Muito se discute tambem, acerca da nomenclatura adotada para o instituto. Muitos doutrinadores, como Gessinger (1984, p. 35,36) não acatam a nomenclatura legal, entendendo que o instituto não é um ato de perdão concedido pelo juiz.
(...) há de se ver que o nome ‘perdão judicial’ é absolutamente inadequado. Veja- se o que ocorre com muita frequência: a tomada do mundo da pseudoconcreticidade –o mundo fenomênico- pelo mundo da essencialidade. O fenômeno indica a essência, mas, ao mesmo tempo, a esconde. Esta- a essência- não se da, imediatamente, ao ser cognoscente. Às vezes apresenta- se mascarada, enganosa, no fenômeno. Daí o erro de se tomar o fenômeno pela essência. (...) o nome ‘perdão judicial’, assim, poderá fazer com que se escorregue em raciocínios não rigorosamente verdadeiros ou lógicos. Tudo porque, para esses raciocínios, não se parte do instituto, em si, mas do seu nome. Ora, é fácil de ver que, se o nome apresenta problemas, o edifício construído sobre ele tendera a ruir, fragorosamente, mais cedo ou mais tarde.

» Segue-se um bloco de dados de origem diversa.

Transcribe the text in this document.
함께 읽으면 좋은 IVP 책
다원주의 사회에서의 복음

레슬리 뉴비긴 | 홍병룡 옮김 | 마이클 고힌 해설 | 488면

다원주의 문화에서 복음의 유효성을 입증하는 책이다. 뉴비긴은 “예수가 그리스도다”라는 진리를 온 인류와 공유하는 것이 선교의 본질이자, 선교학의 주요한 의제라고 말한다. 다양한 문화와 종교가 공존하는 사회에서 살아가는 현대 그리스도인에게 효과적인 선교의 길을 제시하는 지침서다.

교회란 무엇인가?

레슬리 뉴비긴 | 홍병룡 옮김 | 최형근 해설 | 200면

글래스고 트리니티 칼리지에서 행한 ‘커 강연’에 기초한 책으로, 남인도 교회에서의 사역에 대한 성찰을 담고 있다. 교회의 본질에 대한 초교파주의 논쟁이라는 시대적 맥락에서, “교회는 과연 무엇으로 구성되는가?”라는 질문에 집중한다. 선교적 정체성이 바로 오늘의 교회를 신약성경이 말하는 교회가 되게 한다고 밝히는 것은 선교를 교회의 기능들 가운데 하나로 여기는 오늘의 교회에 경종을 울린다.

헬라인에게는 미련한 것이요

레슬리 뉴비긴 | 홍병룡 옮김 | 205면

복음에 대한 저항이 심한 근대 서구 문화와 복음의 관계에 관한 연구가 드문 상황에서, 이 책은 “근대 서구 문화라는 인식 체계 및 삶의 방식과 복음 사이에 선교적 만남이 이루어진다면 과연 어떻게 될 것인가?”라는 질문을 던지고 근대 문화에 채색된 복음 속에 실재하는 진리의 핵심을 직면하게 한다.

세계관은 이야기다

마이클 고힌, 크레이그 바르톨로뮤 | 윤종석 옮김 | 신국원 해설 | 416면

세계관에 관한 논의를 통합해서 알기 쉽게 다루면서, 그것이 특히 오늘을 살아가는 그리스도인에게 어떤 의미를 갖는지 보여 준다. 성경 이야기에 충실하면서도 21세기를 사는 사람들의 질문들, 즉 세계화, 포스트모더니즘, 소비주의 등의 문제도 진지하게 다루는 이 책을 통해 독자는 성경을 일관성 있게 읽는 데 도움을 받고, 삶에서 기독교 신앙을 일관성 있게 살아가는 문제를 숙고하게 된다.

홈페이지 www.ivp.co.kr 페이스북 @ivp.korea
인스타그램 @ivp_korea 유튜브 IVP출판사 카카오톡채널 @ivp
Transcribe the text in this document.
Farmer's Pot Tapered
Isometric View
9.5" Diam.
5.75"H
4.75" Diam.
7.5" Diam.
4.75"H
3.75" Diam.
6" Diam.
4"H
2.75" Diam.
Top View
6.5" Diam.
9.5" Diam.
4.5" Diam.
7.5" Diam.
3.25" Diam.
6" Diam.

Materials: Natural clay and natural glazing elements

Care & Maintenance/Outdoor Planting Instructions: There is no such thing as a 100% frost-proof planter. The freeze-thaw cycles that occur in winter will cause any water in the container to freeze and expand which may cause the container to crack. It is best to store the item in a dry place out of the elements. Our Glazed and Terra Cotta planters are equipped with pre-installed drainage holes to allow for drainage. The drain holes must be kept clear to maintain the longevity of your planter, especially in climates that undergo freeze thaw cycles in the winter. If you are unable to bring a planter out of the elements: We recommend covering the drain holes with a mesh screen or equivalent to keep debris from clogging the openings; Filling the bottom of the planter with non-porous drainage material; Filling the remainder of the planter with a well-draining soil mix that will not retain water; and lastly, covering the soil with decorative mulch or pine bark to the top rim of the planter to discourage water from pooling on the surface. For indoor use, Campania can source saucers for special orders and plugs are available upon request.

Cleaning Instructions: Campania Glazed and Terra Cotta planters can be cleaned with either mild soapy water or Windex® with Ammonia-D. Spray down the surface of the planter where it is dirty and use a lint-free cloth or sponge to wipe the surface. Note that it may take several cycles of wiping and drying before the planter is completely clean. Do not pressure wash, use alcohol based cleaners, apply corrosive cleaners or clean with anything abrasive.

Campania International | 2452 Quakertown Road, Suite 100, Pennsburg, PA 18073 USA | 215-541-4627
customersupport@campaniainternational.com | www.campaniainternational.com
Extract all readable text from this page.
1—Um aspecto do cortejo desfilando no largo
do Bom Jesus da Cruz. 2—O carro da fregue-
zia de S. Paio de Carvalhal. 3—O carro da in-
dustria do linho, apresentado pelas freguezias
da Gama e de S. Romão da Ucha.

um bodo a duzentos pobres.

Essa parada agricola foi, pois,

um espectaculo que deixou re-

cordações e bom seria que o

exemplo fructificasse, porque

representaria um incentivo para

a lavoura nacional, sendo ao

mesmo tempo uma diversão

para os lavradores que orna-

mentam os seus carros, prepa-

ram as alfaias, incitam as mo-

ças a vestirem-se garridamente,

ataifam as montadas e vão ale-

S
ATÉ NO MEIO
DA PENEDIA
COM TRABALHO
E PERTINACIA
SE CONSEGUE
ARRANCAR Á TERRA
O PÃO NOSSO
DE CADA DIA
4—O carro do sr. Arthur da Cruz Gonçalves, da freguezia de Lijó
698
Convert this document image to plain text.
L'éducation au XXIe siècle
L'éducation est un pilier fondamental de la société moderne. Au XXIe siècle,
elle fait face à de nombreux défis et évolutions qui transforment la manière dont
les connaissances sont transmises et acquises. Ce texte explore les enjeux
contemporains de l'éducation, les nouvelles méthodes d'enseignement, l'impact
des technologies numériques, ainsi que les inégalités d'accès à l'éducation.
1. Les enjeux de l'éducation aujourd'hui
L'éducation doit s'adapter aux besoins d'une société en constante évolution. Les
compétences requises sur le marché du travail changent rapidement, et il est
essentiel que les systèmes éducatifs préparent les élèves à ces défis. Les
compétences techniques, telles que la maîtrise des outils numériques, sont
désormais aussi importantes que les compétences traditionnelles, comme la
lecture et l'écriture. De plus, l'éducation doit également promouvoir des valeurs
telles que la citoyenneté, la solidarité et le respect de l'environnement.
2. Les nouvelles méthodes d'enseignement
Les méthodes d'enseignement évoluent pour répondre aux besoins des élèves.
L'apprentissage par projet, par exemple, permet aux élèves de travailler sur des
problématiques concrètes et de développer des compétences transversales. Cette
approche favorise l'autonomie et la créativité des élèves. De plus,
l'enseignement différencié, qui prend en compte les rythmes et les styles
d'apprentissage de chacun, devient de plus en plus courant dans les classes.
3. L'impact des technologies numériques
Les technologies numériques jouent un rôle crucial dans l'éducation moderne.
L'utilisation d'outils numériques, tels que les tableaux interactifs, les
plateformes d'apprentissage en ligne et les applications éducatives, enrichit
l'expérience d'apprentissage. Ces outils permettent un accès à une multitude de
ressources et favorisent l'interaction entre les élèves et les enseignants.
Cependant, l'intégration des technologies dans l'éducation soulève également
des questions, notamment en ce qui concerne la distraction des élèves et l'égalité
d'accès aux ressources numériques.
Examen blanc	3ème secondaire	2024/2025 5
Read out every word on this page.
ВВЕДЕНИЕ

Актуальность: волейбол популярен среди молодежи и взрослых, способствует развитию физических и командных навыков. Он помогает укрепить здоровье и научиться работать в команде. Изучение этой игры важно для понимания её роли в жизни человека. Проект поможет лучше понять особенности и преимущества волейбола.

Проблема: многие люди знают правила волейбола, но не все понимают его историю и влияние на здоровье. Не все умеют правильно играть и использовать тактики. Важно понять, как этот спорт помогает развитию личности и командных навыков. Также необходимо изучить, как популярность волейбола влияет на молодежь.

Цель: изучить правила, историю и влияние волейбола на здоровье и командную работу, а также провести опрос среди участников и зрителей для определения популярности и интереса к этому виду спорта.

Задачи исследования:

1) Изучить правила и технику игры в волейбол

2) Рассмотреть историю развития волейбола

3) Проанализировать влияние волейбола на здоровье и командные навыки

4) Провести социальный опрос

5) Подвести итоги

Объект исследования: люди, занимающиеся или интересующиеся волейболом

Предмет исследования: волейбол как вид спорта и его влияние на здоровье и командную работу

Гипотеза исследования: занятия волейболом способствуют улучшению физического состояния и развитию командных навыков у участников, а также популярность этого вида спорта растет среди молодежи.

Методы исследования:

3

(...) é a lei que prevê o seguinte: se existir o delito, mas o juiz constatar que a aplicação da pena não é necessária seja porque a pronuncia de culpa já é o suficiente, seja porque já houve a poena naturalis, estamos diante de um direito que o agente tem de não ser agredido pela desobediência ao principio do ne bis in iden. Foi o legislador, no seu momento político específico, quem previu a possibilidade. O trabalho do juiz, pois, é de investigação e de constatação dessas circunstancias possibilitadoras de não aplicação da pena. Ele- Juiz- simplesmente aplica a lei. Não há nada de perdão nisso. (...) Nada de se falar em ato de perdão, ato de perdoar. Há que se falar, simplesmente, em caso de dispensa da pena ou caso de não aplicação de pena, por respeito ao principio do ne bis in idem, enunciado pelo legislador.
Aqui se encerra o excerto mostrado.